Far from a clever twist, this just felt like a betrayal and a “gotcha” moment that didn’t ever need to happen. Oh Il-nam and Seong Gi-Hun’s marble game and final parting were some of the best moments in the entire show.
‘Gganbu’ was perhaps the most emotionally powerful episode of the entire show and it was all thrown into the trash by the show’s entirely pointless final twist. And all of Oh Il-Nam’s other crucial moments feel cheapened as well, including the tug-of-war scene and his fever and infirmity.
Maybe it’s just me, but I really hated it even more than I hated Seong Gi-Hun’s pink haircut and even more than I hated him not going to visit his daughter in the end so that they could set up Season 2 which, by the way, will almost certainly not be as good as Season 1.
So while the first six episodes of Squid Game were excellent in just about every way, the final three stumbled all over the place. There were still some great moments—the final game was so intense, I wasn’t at all sure what to expect—but as far as final acts go, Squid Game stumbled pretty badly. Not a full-blown crash and burn, but definitely a weak ending to a show that started off with such promise.
What did you think of Squid Game? Did any of these issues annoy or enrage you as well? Let me know in the comments!
I agree that the “twist” was awful. It made no sense and added nothing at all.
For some reason, though, the VIPs are the ones that drove me nuts. It was so jarring when they turned up and started talking in exaggerated American accents. And my GOD their dialogue was terrible. It felt like it was written by the screenwriter for Manos: Hand of Fate.
Your proposal would have been so much better - leave them masked an mysterious, barely even show them, leave the mystery for next season. Even leaving their scenes aside, their STORY made no sense. Why were they even masked? They all knew each other at least somewhat, right? They all definitely knew the old guy - they were all former clients. Unless I missed something?

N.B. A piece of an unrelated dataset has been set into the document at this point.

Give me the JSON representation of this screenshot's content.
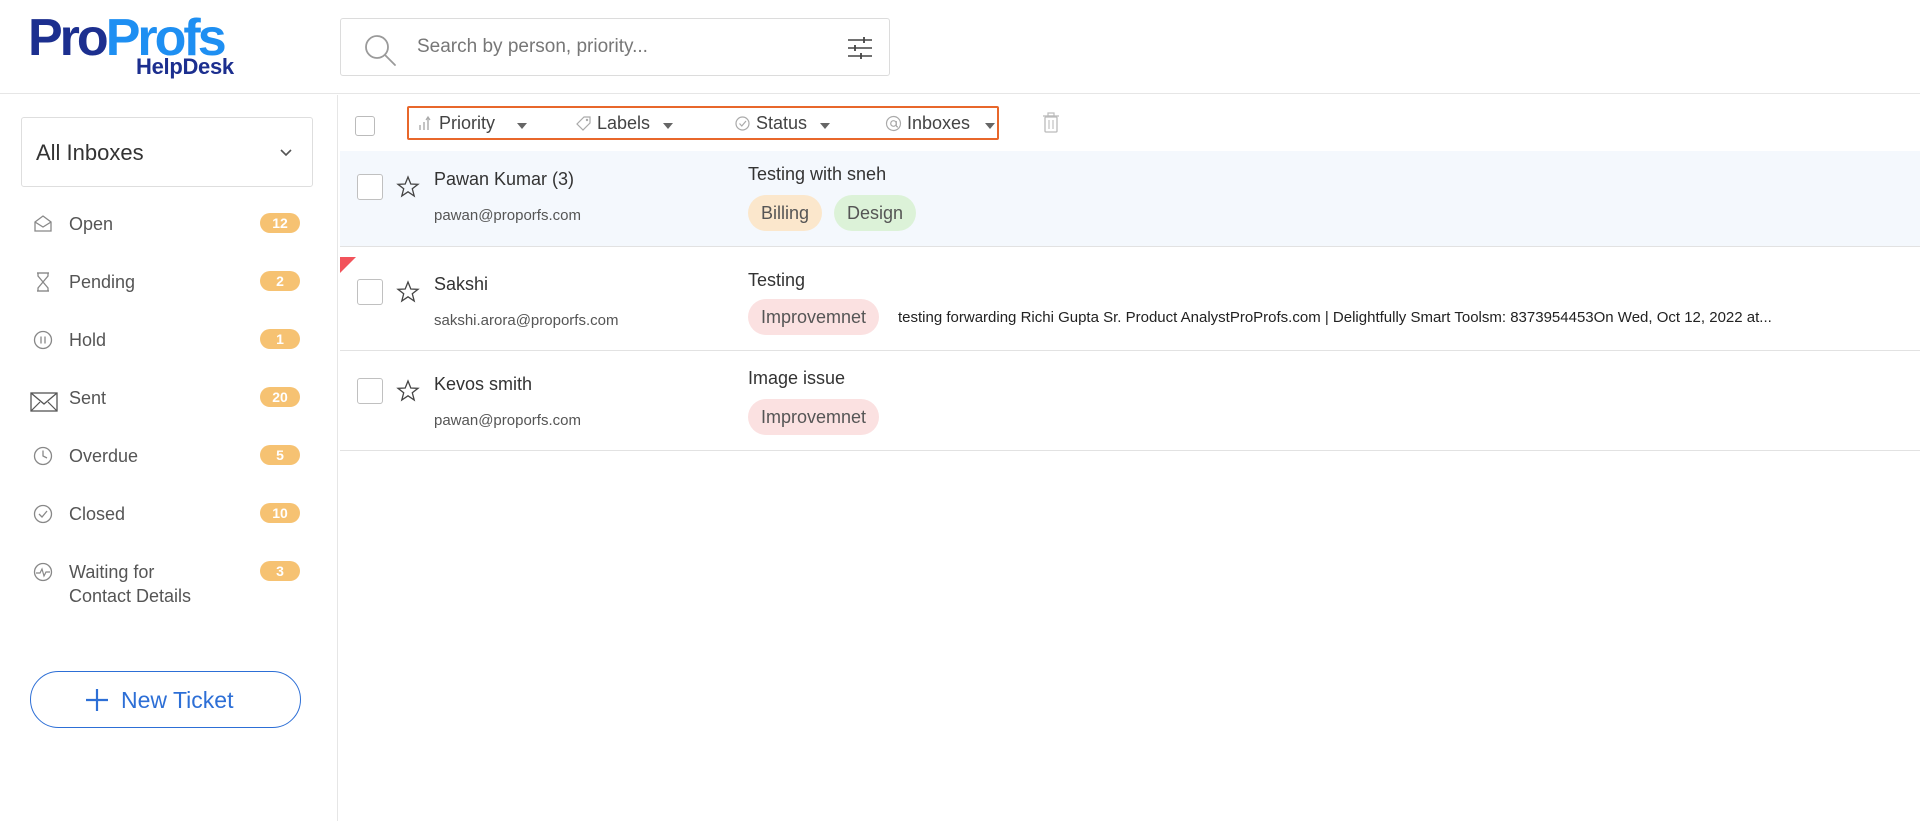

I really liked the show, but it has the problem of whether it’s worth recommending when the back quarter of it is much worse than the first 75%
1. Yep, it is silly and look more like Communist China propaganda than something you expect from Korea. The western corruption. Korea has some of the more powerful companies in the world, so why just foreigners?
2. Agree. There is no interaction with the main plot, no change or interest.
3. This sound to me like something that should have been done by two separate characters.
It makes sense to pretend the character died from the point of view of the last revelation; but it doesn't make sense to revive and create a bad guy from one guy you became to love and miss.
It is in one hand a matter of point of views when building the story. It is not wrong or bad writting per se, but it was an inferior option.